Tortosa, A., Ricci, C., Tombesi, F., Ho, L. C., Du, P., Inayoshi, K., et al. (2021). The extreme properties of the nearby hyper-Eddington accreting active galactic nucleus in IRAS 04416+1215. Monthly Notices of the Royal Astronomical Society, 509(3), 3599-3615. doi:10.1093/mnras/stab3152.


Cite as: https://hdl.handle.net/21.11116/0000-000A-1077-E
Abstract
The physical properties of the accretion flow and of the X-ray emitting plasma, in supermassive black holes accreting at extreme Eddington rates, are still very unclear. Here we present the analysis of simultaneous XMM–Newton and NuSTAR observations of the hyper-Eddington Seyfert 1 galaxy IRAS 04416+1215, carried out in 2020. The main goal of these observations is to investigate the properties of the X-ray corona, as well as the structure of the accretion flow and of the circumnuclear environment, in this regime of extreme accretion. IRAS 04416+1215 has one of the highest Eddington ratio (λEdd ≃ 472) in the local Universe. It shows an interesting spectral shape, very similar to the standard narrow-line Seyfert 1 galaxy’s spectra, with the presence of multiphase absorption structure composed of three phases, whose estimate of the minimum and maximum distances suggests two different interpretations, one consistent with the three X-ray winds being cospatial, and possibly driven by magnetohydrodynamical processes, the other consistent with the multiphase winds being also multiscale. The X-ray spectrum of IRAS 04416+1215 also has a prominent soft excess component and a hard X-ray emission dominated by a reflection component.
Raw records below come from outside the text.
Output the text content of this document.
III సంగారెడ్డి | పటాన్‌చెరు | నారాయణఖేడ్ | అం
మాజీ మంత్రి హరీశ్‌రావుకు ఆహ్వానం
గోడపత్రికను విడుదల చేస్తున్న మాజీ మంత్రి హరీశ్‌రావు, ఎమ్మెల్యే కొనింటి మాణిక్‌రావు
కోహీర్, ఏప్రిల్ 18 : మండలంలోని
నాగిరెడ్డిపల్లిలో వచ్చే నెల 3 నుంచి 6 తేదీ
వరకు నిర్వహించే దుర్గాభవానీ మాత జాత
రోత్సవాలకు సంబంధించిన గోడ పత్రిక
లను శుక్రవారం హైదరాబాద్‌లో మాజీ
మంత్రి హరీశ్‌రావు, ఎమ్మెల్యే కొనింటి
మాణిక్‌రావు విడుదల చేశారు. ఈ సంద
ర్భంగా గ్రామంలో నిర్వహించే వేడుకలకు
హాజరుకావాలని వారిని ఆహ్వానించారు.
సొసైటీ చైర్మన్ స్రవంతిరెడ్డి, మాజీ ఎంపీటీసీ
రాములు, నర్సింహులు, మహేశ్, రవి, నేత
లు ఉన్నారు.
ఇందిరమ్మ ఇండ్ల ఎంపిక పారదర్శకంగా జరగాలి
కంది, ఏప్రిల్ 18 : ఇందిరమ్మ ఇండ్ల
Moreover, our detailed spectral analysis shows that IRAS 04416+1215 has the lowest coronal temperature measured so far by NuSTAR (kTe = 3–22 keV, depending on the model). This is consistent with a hybrid coronal plasma, in which the primary continuum emission is driven by pair production due to high-energy tail of the energy distribution of non-thermal electrons.